The Olympic swimmer was one of the most prominent athletes to not only talk about his struggle with depression, but also open up about how he recovered through therapy.
The retired star noted to PEOPLE that this year's Olympic competitors are facing even more stress than usual since the pandemic has caused delays and new protocols.
"All of these curveballs that were thrown at them were crazy. We spend four years preparing for the Olympics so to add a year to that, you have more preparation but there's the voice in the back of your head that's second-guessing. It can be very challenging," he explained. "I was just praying that they were taking care of what they could, trying to stay on their routine as much as they could."

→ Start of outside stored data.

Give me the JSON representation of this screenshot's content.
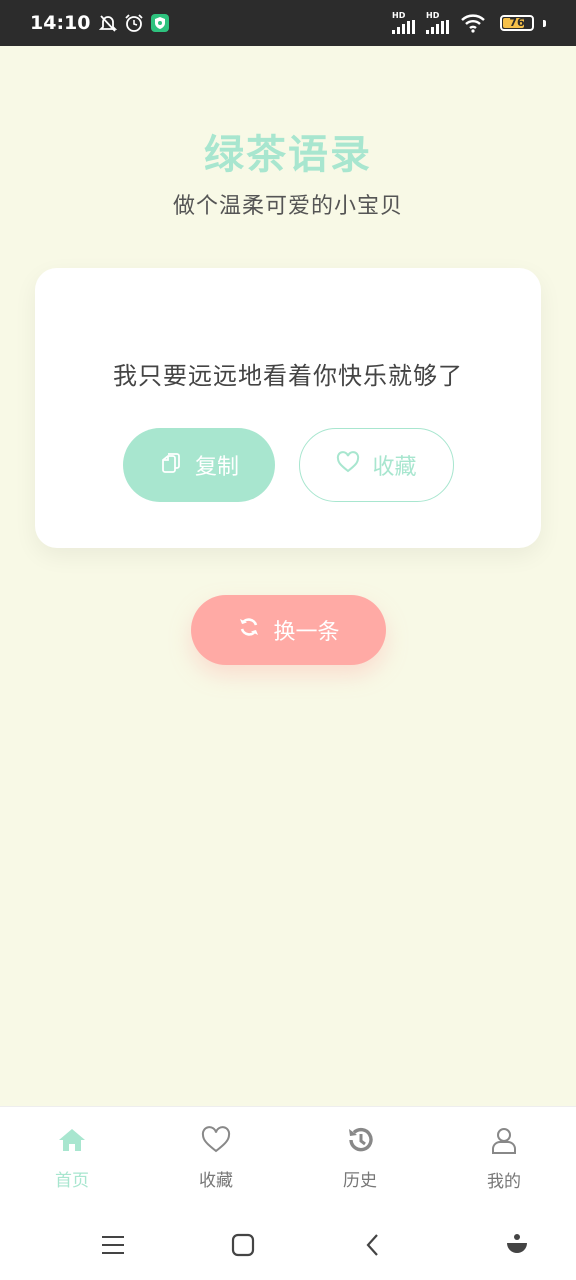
{
  "status_bar": {
    "time": "14:10",
    "battery": "76",
    "signal_label_1": "HD",
    "signal_label_2": "HD",
    "colors": {
      "background": "#2c2c2c",
      "battery_fill": "#f5c04a"
    }
  },
  "header": {
    "title": "绿茶语录",
    "subtitle": "做个温柔可爱的小宝贝"
  },
  "quote": {
    "text": "我只要远远地看着你快乐就够了"
  },
  "actions": {
    "copy_label": "复制",
    "favorite_label": "收藏",
    "refresh_label": "换一条"
  },
  "tabs": [
    {
      "label": "首页",
      "icon": "home-icon",
      "active": true
    },
    {
      "label": "收藏",
      "icon": "heart-icon",
      "active": false
    },
    {
      "label": "历史",
      "icon": "history-icon",
      "active": false
    },
    {
      "label": "我的",
      "icon": "user-icon",
      "active": false
    }
  ],
  "system_nav": {
    "icons": [
      "menu-icon",
      "home-square-icon",
      "back-icon",
      "assistant-icon"
    ]
  },
  "colors": {
    "background": "#f8f9e6",
    "accent_green": "#a8e6cf",
    "accent_pink": "#ffaaa5",
    "text_gray": "#555555"
  }
}
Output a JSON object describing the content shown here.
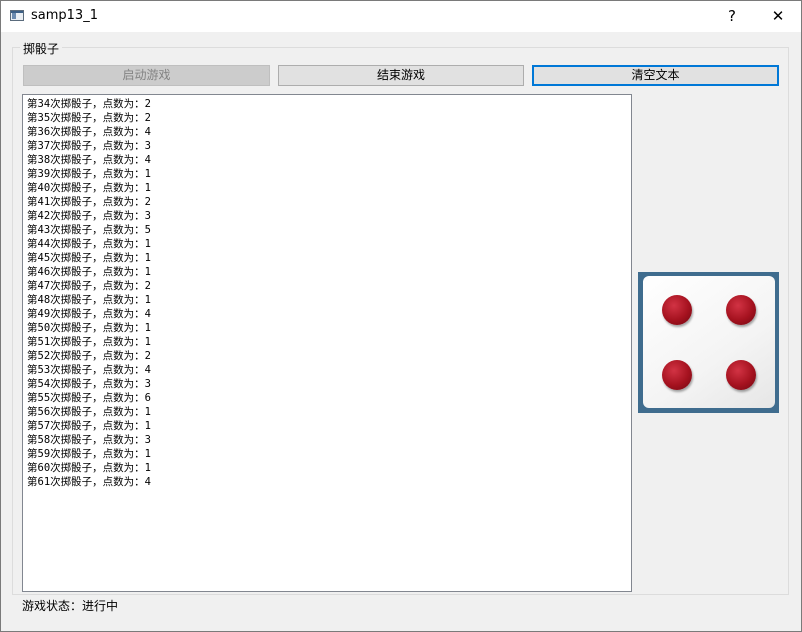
{
  "window": {
    "title": "samp13_1",
    "help_label": "?",
    "close_label": "✕"
  },
  "group": {
    "label": "掷骰子"
  },
  "buttons": {
    "start": "启动游戏",
    "end": "结束游戏",
    "clear": "清空文本"
  },
  "log": [
    "第34次掷骰子，点数为：2",
    "第35次掷骰子，点数为：2",
    "第36次掷骰子，点数为：4",
    "第37次掷骰子，点数为：3",
    "第38次掷骰子，点数为：4",
    "第39次掷骰子，点数为：1",
    "第40次掷骰子，点数为：1",
    "第41次掷骰子，点数为：2",
    "第42次掷骰子，点数为：3",
    "第43次掷骰子，点数为：5",
    "第44次掷骰子，点数为：1",
    "第45次掷骰子，点数为：1",
    "第46次掷骰子，点数为：1",
    "第47次掷骰子，点数为：2",
    "第48次掷骰子，点数为：1",
    "第49次掷骰子，点数为：4",
    "第50次掷骰子，点数为：1",
    "第51次掷骰子，点数为：1",
    "第52次掷骰子，点数为：2",
    "第53次掷骰子，点数为：4",
    "第54次掷骰子，点数为：3",
    "第55次掷骰子，点数为：6",
    "第56次掷骰子，点数为：1",
    "第57次掷骰子，点数为：1",
    "第58次掷骰子，点数为：3",
    "第59次掷骰子，点数为：1",
    "第60次掷骰子，点数为：1",
    "第61次掷骰子，点数为：4"
  ],
  "dice": {
    "value": 4
  },
  "status": "游戏状态：进行中",
  "colors": {
    "accent": "#0078d7",
    "dice_frame": "#3f6c8e",
    "pip": "#a5121f"
  },
  "icons": {
    "app": "window-app-icon",
    "help": "help-icon",
    "close": "close-icon"
  }
}
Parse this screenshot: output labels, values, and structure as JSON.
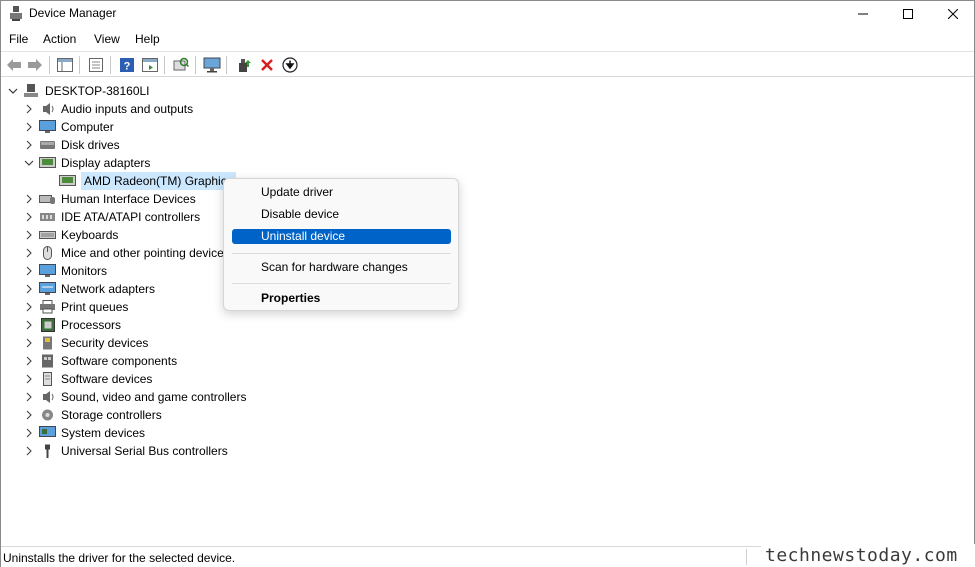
{
  "window": {
    "title": "Device Manager"
  },
  "menubar": {
    "items": [
      "File",
      "Action",
      "View",
      "Help"
    ]
  },
  "toolbar": {
    "buttons": [
      "back-icon",
      "forward-icon",
      "show-hide-console-tree-icon",
      "properties-icon",
      "help-icon",
      "action-pane-icon",
      "scan-hardware-icon",
      "monitor-icon",
      "update-driver-icon",
      "uninstall-icon",
      "download-icon"
    ]
  },
  "tree": {
    "root": "DESKTOP-38160LI",
    "categories": [
      {
        "label": "Audio inputs and outputs",
        "icon": "speaker-icon"
      },
      {
        "label": "Computer",
        "icon": "computer-icon"
      },
      {
        "label": "Disk drives",
        "icon": "disk-drive-icon"
      },
      {
        "label": "Display adapters",
        "icon": "display-adapter-icon",
        "expanded": true
      },
      {
        "label": "Human Interface Devices",
        "icon": "hid-icon"
      },
      {
        "label": "IDE ATA/ATAPI controllers",
        "icon": "ide-controller-icon"
      },
      {
        "label": "Keyboards",
        "icon": "keyboard-icon"
      },
      {
        "label": "Mice and other pointing devices",
        "icon": "mouse-icon"
      },
      {
        "label": "Monitors",
        "icon": "monitor-icon"
      },
      {
        "label": "Network adapters",
        "icon": "network-adapter-icon"
      },
      {
        "label": "Print queues",
        "icon": "printer-icon"
      },
      {
        "label": "Processors",
        "icon": "processor-icon"
      },
      {
        "label": "Security devices",
        "icon": "security-device-icon"
      },
      {
        "label": "Software components",
        "icon": "software-component-icon"
      },
      {
        "label": "Software devices",
        "icon": "software-device-icon"
      },
      {
        "label": "Sound, video and game controllers",
        "icon": "sound-icon"
      },
      {
        "label": "Storage controllers",
        "icon": "storage-controller-icon"
      },
      {
        "label": "System devices",
        "icon": "system-device-icon"
      },
      {
        "label": "Universal Serial Bus controllers",
        "icon": "usb-icon"
      }
    ],
    "selected_child": "AMD Radeon(TM) Graphics"
  },
  "context_menu": {
    "items": [
      "Update driver",
      "Disable device",
      "Uninstall device",
      "Scan for hardware changes",
      "Properties"
    ],
    "highlighted": "Uninstall device"
  },
  "statusbar": {
    "text": "Uninstalls the driver for the selected device."
  },
  "watermark": {
    "text": "technewstoday.com"
  },
  "colors": {
    "highlight": "#0063c8",
    "selection": "#cce8ff"
  }
}
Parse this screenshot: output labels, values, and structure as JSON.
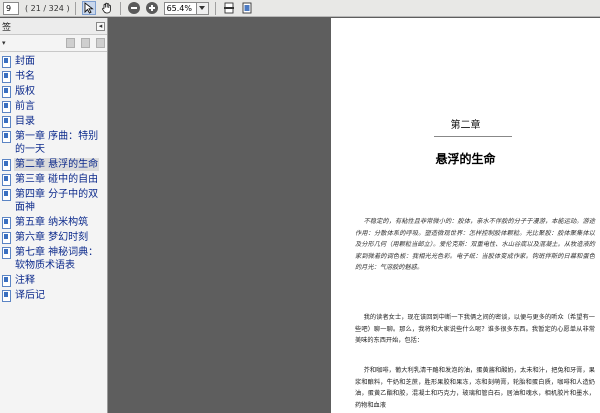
{
  "toolbar": {
    "page_number": "9",
    "page_position": "( 21 / 324 )",
    "zoom": "65.4%"
  },
  "sidebar": {
    "title": "签",
    "options_label": "▾",
    "items": [
      {
        "label": "封面"
      },
      {
        "label": "书名"
      },
      {
        "label": "版权"
      },
      {
        "label": "前言"
      },
      {
        "label": "目录"
      },
      {
        "label": "第一章 序曲：特别的一天"
      },
      {
        "label": "第二章 悬浮的生命"
      },
      {
        "label": "第三章 碰中的自由"
      },
      {
        "label": "第四章 分子中的双面神"
      },
      {
        "label": "第五章 纳米构筑"
      },
      {
        "label": "第六章 梦幻时刻"
      },
      {
        "label": "第七章 神秘词典：软物质术语表"
      },
      {
        "label": "注释"
      },
      {
        "label": "译后记"
      }
    ]
  },
  "page": {
    "chapter_number": "第二章",
    "chapter_title": "悬浮的生命",
    "epigraph": "不稳定的，有粘性且非常微小的：胶体，亲水不伴胶的分子于漫游，本能运动。游途作用：分散体系的呼吸。塑造微观世界：怎样控制胶体颗粒。光比聚胶：胶体聚集体以及分形几何（用颗粒当邮立）。爱伦克斯：双重电性、水山谷底以及混凝土。从牧造液的家到微着的调色板：我相光光色彩。电子纸：当胶体变成作家。钩斑拌斯的日幕和蛋色的月光：气溶胶的魅惑。",
    "para2": "我的读者女士，现在该回到中断一下我俩之间的密谈，以便与更多的听众（希望有一些吧）聊一聊。那么，我将和大家说些什么呢？谁多很多东西。我暂定的心愿单从非常美味的东西开始，包括：",
    "para3": "芥和咖啡，葡大利乳清干酪和发泡的油，蛋黄酱和酸奶，太未和汁，把兔和牙膏，果浆和酿料，牛奶和芝蔗，胜形果胶和果冻，冻和刻萌膏，轮胎和蛋白质，咖啡和人造奶油，蛋黄乙酯和胶，混凝土和巧克力，玻璃和管白石，居油和魂水，相机胶片和墨水，药物和血液"
  }
}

Phelps faced his own set of problems when he received a DUI in 2014. The public backlash became so bad that he would stay in his room for days, and he confessed that he even experienced suicidal thoughts.
"That's when I actually asked for help," he recalled of hitting a breaking point.
Prior to getting help, the superstar decided to keep his struggles to himself, as he feared that opening up could have consequences on his game or performance.
"For years I stuffed my emotions away because I couldn't show that weakness or that vulnerability — it could give my competitors an edge," he shared. "As an athlete, it's challenging, especially for a male. We're supposed to be big and strong and macho, not somebody who struggles with their emotions. But we're all human beings."
"I've seen firsthand how many athletes, how many humans are struggling just like I am," the father-of-three insisted. "The reason I'm still here today is because I've opened up and talked about things that are hard to talk about."
Phelps pointed to tennis star Naomi Osaka, who announced she was pulling out of competitions to focus on healing from anxiety and depression.
"It's a powerful message," he noted of her decision to publicize her troubles. "I was applauding it. To see that she's taking care of her physical health and her mental health equally is amazing."